By Jonathan Romney in the July-August 2015 Issue
Many of Woody Allen’s recent movies have something of a séance air about them. It’s as if his collaborators—invariably lively and talented people—have joined hands to summon the presence of an author who nevertheless declines to manifest himself as more than a hazy signature. Allen seems somehow to have put in place machinery whereby his films bring themselves autonomously into existence, without any conspicuous creative investment on his part. For that investment really to be observable, there would have to be some discernable difference, something to make a particular film more than just “this season’s Woody Allen movie”—and the magnificent exception of Blue Jasmine (13) indeed displayed such a difference, its tragic ironies a lot keener than we’d seen in his work for a while.
Allen’s new feature is no Blue Jasmine, though it’s a considerable improvement on the fossilized Magic in the Moonlight (14). But again, Irrational Man feels disconcertingly impersonal—all the more so as it overtly carries certain traditional marks of his patented brand, being a light-highbrow comedy of manners, peppered with bookish in-jokes. Joaquin Phoenix plays Abe, a philosophy lecturer who arrives at a new college post trailing a bad boy reputation, a lot of weltschmerz, and storm clouds of disillusionment; he once pursued his ideals by doing volunteer work in New Orleans and Darfur, but still wound up neck-deep in a morass of existential futility. “Emotionally, I was at Zabriskie Point,” he says in voiceover in the film’s best line. Now Abe is paunchy, sour, lacking in sex drive, and prone to stunts like playing Russian roulette at a student’s party.

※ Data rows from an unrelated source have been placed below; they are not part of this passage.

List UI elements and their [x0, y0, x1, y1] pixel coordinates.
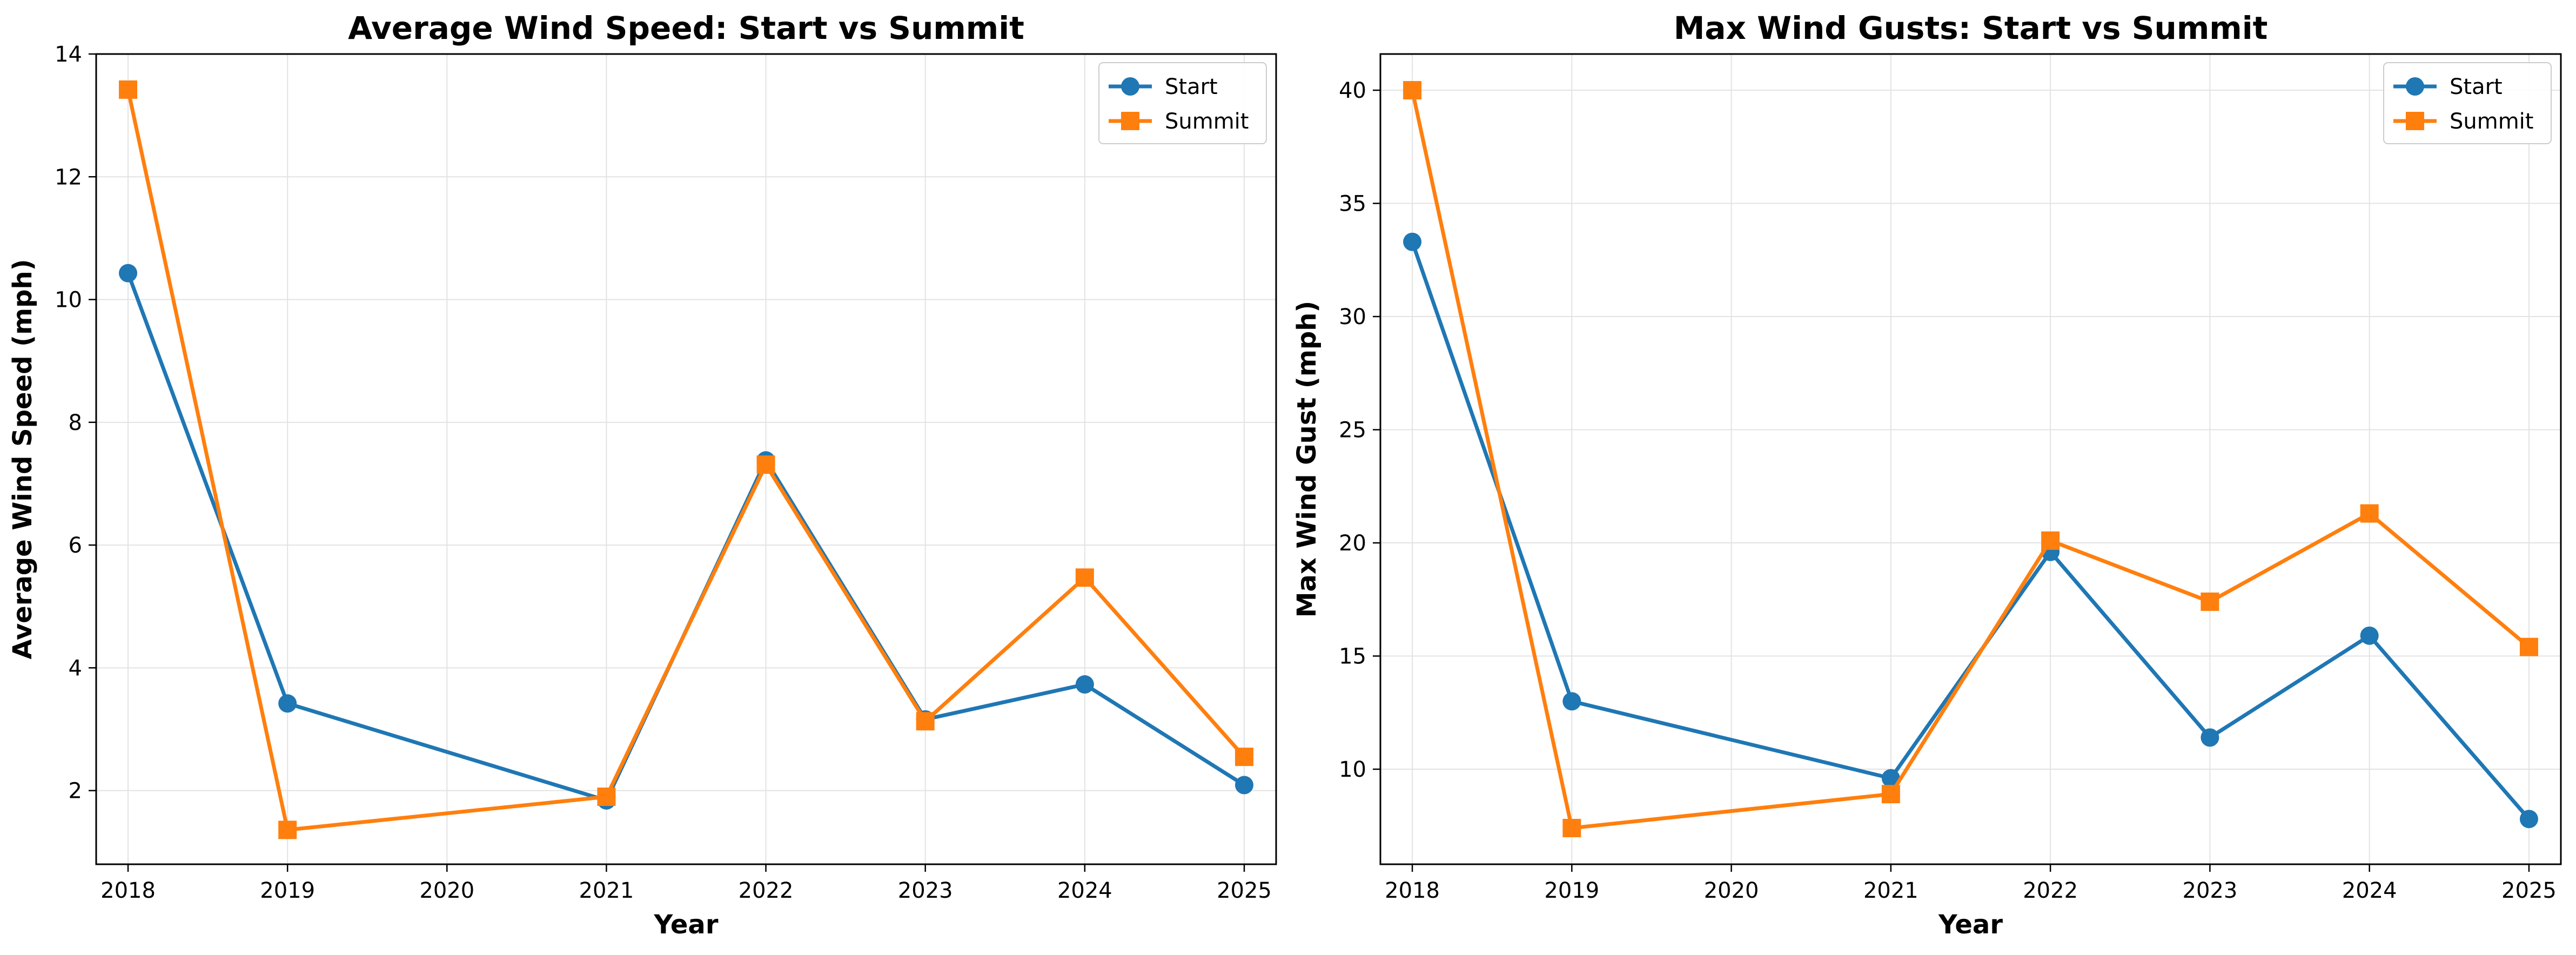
x-tick-label: 2021: [579, 878, 634, 903]
data-point: [2360, 504, 2379, 523]
data-point: [1403, 81, 1422, 100]
y-tick-label: 40: [1339, 78, 1366, 103]
y-tick-label: 20: [1339, 531, 1366, 556]
y-tick-label: 30: [1339, 305, 1366, 329]
chart-title: Max Wind Gusts: Start vs Summit: [1674, 10, 2268, 46]
y-tick-label: 4: [69, 656, 82, 681]
data-point: [2041, 531, 2060, 550]
y-tick-label: 14: [55, 42, 82, 67]
data-point: [1562, 818, 1581, 837]
data-point: [2201, 728, 2219, 747]
data-point: [1881, 769, 1900, 788]
data-point: [2519, 810, 2538, 829]
legend-marker: [1121, 112, 1139, 130]
data-point: [1881, 785, 1900, 804]
x-tick-label: 2018: [100, 878, 156, 903]
axes-frame: [95, 53, 1277, 865]
data-point: [1075, 568, 1094, 587]
y-tick-label: 2: [69, 779, 82, 804]
chart-title: Average Wind Speed: Start vs Summit: [348, 10, 1024, 46]
x-tick-label: 2022: [2023, 878, 2078, 903]
y-tick-label: 10: [1339, 757, 1366, 782]
legend-box: [2383, 62, 2552, 144]
legend-item: Summit: [2393, 109, 2533, 134]
x-tick-label: 2022: [739, 878, 794, 903]
data-point: [2360, 626, 2379, 645]
data-point: [1235, 776, 1253, 795]
legend-item: Start: [1109, 75, 1218, 99]
series-start: [1403, 232, 2538, 829]
legend-item: Summit: [1109, 109, 1249, 134]
data-point: [597, 788, 616, 806]
chart-panel-1: 2018 2019 2020 2021 2022 2023 2024 2025 2 4 6 8 10 12…: [8, 10, 1277, 940]
data-point: [278, 821, 297, 839]
series-summit: [1403, 81, 2538, 837]
x-tick-label: 2020: [1704, 878, 1759, 903]
x-tick-label: 2019: [260, 878, 315, 903]
legend-label: Summit: [1165, 109, 1249, 134]
x-tick-label: 2025: [1217, 878, 1272, 903]
data-point: [756, 455, 775, 474]
legend-marker: [1121, 77, 1139, 96]
y-tick-label: 6: [69, 533, 82, 558]
series-summit: [119, 80, 1253, 839]
legend-label: Start: [2450, 75, 2503, 99]
data-point: [1075, 675, 1094, 694]
legend: Start Summit: [1098, 62, 1267, 144]
legend-label: Summit: [2450, 109, 2533, 134]
x-tick-label: 2025: [2501, 878, 2557, 903]
x-tick-label: 2019: [1544, 878, 1599, 903]
legend: Start Summit: [2383, 62, 2552, 144]
legend-marker: [2406, 112, 2424, 130]
x-tick-label: 2024: [2342, 878, 2397, 903]
x-tick-label: 2023: [2183, 878, 2238, 903]
x-axis-label: Year: [1938, 910, 2003, 940]
y-axis-label: Average Wind Speed (mph): [8, 259, 38, 659]
legend-item: Start: [2393, 75, 2503, 99]
y-tick-label: 12: [55, 165, 82, 190]
data-point: [1403, 232, 1422, 251]
x-tick-label: 2024: [1057, 878, 1112, 903]
x-tick-label: 2020: [419, 878, 474, 903]
data-point: [119, 80, 138, 99]
data-point: [119, 264, 138, 283]
grid: [1380, 54, 2561, 864]
data-point: [1235, 748, 1253, 766]
axes-frame: [1379, 53, 2562, 865]
data-point: [1562, 692, 1581, 711]
chart-panel-2: 2018 2019 2020 2021 2022 2023 2024 202510152025…: [1292, 10, 2562, 940]
y-tick-label: 35: [1339, 192, 1366, 217]
x-tick-label: 2023: [898, 878, 953, 903]
data-point: [2201, 592, 2219, 611]
legend-label: Start: [1165, 75, 1218, 99]
data-point: [278, 694, 297, 713]
y-tick-label: 10: [55, 288, 82, 313]
y-tick-label: 8: [69, 411, 82, 435]
legend-marker: [2406, 77, 2424, 96]
y-axis-label: Max Wind Gust (mph): [1292, 301, 1322, 618]
data-point: [916, 712, 935, 731]
y-tick-label: 25: [1339, 418, 1366, 443]
x-tick-label: 2018: [1385, 878, 1440, 903]
x-axis-label: Year: [654, 910, 719, 940]
legend-box: [1098, 62, 1267, 144]
y-tick-label: 15: [1339, 644, 1366, 669]
data-point: [2519, 637, 2538, 656]
x-tick-label: 2021: [1863, 878, 1918, 903]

While he starts a liaison with blasé academic Rita (a mischievous Parker Posey in her juiciest screen role in years), he’s also getting dangerously close to besotted student Jill (Emma Stone). Then Abe decides to commit a murder that he believes will both improve the world and redeem him morally—he’ll do a Raskolnikov, in other words.
The most promising theme here sustains the comedy for a while: the gap between reality and reputation, and the glamour that attaches in this stagnant bubble of college life to a depressed shlub who’s nevertheless perceived as a dark, restless romantic (it helps, of course, to cast Phoenix). But the Dostoevskian motif, when it kicks in, is pursued all too doggedly. Allen has always been fascinated with the ethics of murder, sometimes putting a specific literary-history spin on the theme, as in Match Point’s take on Stendhal; here, the source of the premise is clunkily acknowledged with the discovery of Abe’s telltale copy of Crime and Punishment, emblazoned with idiot’s-guide margin notes: “The banality of evil” (this touch is an egregious example of the banality of “the banality of evil”). It all feels like a philosophy-class exercise: “Write a simple drama arising out of ethical themes discussed this week, with special attention to ironic contradiction.”
Some lines are appallingly awkward, but if there’s self-parodic intent, it doesn’t come across: “Despair is what Kierkegaard called ‘the sickness unto death’—and you are suffering from despair, Abe.” What vibrancy there is comes not from the script but from Posey’s crackling slyness, Phoenix’s lunkish solemnity as Abe (he puts a muscular spin on that perennial Allen figure, the clueless intellectual), the tender glow of Darius Khondji’s photography, and the Ramsey Trio Lewis instrumental of “The In Crowd,” which runs throughout, pepping things up nicely. Best of all is Emma Stone, bristling with alertness. After helping make Magic in the Moonlight more palatable, she has apparently succeeded Scarlett Johansson as Allen’s resident muse; she can only make the next few films a livelier prospect than they otherwise might be.